While machine learning is going through an era of celebrated success,
concerns have been raised about the vulnerability of its backbone: stochastic
gradient descent (SGD). Recent approaches have been proposed to ensure the
robustness of distributed SGD against adversarial (Byzantine) workers sending
poisoned gradients during the training phase. Some of these approaches have
been proven Byzantine-resilient: they ensure the convergence of SGD despite the
presence of a minority of adversarial workers.
We show in this paper that convergence is not enough. In high dimension $d
\gg 1$, an adver\-sary can build on the loss function's non-convexity to make
SGD converge to ineffective models. More precisely, we bring to light that
existing Byzantine-resilient schemes leave a margin of poisoning of
$\Omega\left(f(d)\right)$, where $f(d)$ increases at least like $\sqrt{d~}$.
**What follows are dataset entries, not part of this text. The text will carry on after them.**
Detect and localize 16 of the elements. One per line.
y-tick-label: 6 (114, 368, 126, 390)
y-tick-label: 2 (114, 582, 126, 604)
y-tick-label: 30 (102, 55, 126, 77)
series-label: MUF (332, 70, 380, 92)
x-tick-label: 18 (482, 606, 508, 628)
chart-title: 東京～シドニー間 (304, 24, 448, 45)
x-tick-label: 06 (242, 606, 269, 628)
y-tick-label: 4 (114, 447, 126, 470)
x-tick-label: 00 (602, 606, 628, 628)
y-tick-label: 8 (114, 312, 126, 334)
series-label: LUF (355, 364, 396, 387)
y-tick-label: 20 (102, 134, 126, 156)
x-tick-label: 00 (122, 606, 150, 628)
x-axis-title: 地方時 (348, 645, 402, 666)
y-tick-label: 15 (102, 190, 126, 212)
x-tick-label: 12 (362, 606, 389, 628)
Based on this leeway, we build a simple attack, and experimentally show its
strong to utmost effectivity on CIFAR-10 and MNIST.
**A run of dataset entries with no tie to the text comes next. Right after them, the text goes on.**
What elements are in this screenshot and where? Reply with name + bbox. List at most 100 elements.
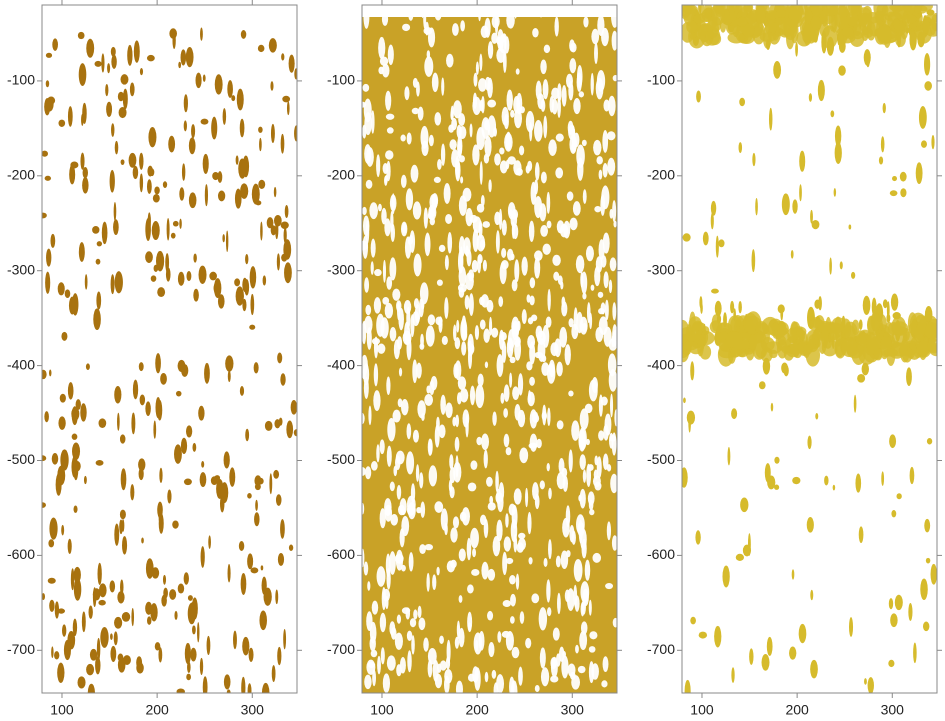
hole: [484, 671, 489, 683]
hole: [384, 302, 394, 319]
blob: [260, 221, 263, 241]
blob: [138, 458, 146, 472]
hole: [449, 139, 457, 150]
blob: [894, 594, 903, 611]
hole: [479, 53, 483, 72]
x-tick-label: 200: [145, 702, 169, 718]
hole: [382, 259, 387, 283]
hole: [365, 466, 372, 480]
blob: [752, 152, 756, 167]
hole: [423, 207, 428, 229]
hole: [511, 646, 520, 659]
blob: [853, 23, 862, 37]
blob: [172, 520, 179, 529]
blob: [284, 262, 292, 284]
blob: [275, 589, 279, 605]
blob: [280, 519, 285, 539]
blob: [231, 95, 236, 102]
hole: [441, 335, 448, 345]
hole: [513, 533, 518, 553]
hole: [500, 392, 505, 404]
hole: [588, 646, 596, 653]
hole: [389, 257, 397, 281]
blob: [227, 80, 233, 98]
hole: [434, 424, 440, 448]
hole: [610, 473, 617, 494]
hole: [462, 409, 470, 428]
hole: [488, 179, 492, 193]
blob: [718, 239, 725, 248]
blob: [258, 477, 264, 485]
blob: [873, 348, 883, 361]
blob: [818, 296, 822, 311]
blob: [833, 188, 837, 197]
blob: [148, 127, 157, 148]
hole: [457, 139, 462, 159]
x-tick-label: 300: [241, 702, 265, 718]
blob: [120, 468, 127, 491]
hole: [576, 514, 585, 535]
blob: [273, 469, 280, 479]
hole: [449, 5, 453, 11]
hole: [521, 309, 527, 325]
blob: [834, 6, 851, 30]
y-tick-label: -400: [327, 356, 355, 372]
hole: [496, 353, 504, 377]
hole: [455, 155, 460, 180]
hole: [579, 454, 586, 470]
hole: [478, 220, 483, 239]
blob: [113, 219, 119, 236]
hole: [409, 230, 416, 254]
hole: [444, 297, 449, 319]
blob: [95, 460, 104, 466]
hole: [483, 153, 490, 164]
hole: [594, 205, 602, 213]
blob: [78, 63, 87, 87]
blob: [891, 510, 897, 518]
blob: [880, 136, 885, 153]
hole: [543, 115, 548, 139]
hole: [530, 314, 538, 322]
hole: [597, 291, 604, 298]
blob: [77, 31, 85, 40]
blob: [282, 95, 291, 103]
blob: [864, 678, 867, 685]
hole: [555, 133, 564, 142]
blob: [49, 517, 58, 540]
hole: [611, 535, 617, 551]
blob: [294, 68, 297, 80]
hole: [572, 201, 581, 216]
hole: [411, 635, 415, 655]
hole: [487, 502, 496, 511]
blob: [145, 401, 151, 416]
hole: [509, 356, 516, 364]
blob: [914, 5, 928, 14]
blob: [42, 212, 47, 219]
hole: [499, 160, 508, 174]
hole: [582, 292, 587, 300]
blob: [89, 648, 98, 661]
hole: [553, 271, 560, 281]
hole: [467, 340, 472, 347]
blob: [166, 217, 170, 241]
hole: [428, 465, 438, 487]
blob: [738, 300, 742, 314]
blob: [44, 175, 52, 181]
blob: [858, 526, 864, 544]
hole: [479, 239, 486, 250]
blob: [731, 667, 735, 683]
hole: [471, 569, 480, 576]
blob: [42, 502, 46, 508]
blob: [107, 63, 111, 74]
blob: [774, 456, 780, 464]
blob: [95, 258, 101, 265]
blob: [138, 362, 144, 372]
blob: [844, 321, 858, 343]
blob: [83, 475, 87, 485]
hole: [385, 595, 389, 610]
hole: [433, 176, 441, 183]
y-tick-label: -400: [7, 356, 35, 372]
hole: [386, 376, 391, 396]
hole: [482, 259, 487, 272]
hole: [402, 330, 412, 345]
We introduce Bulyan, and prove it significantly reduces the attackers leeway
to a narrow $O( \frac{1}{\sqrt{d~}})$ bound. We empirically show that Bulyan
does not suffer the fragility of existing aggregation rules and, at a
reasonable cost in terms of required batch size, achieves convergence as if
only non-Byzantine gradients had been used to update the model.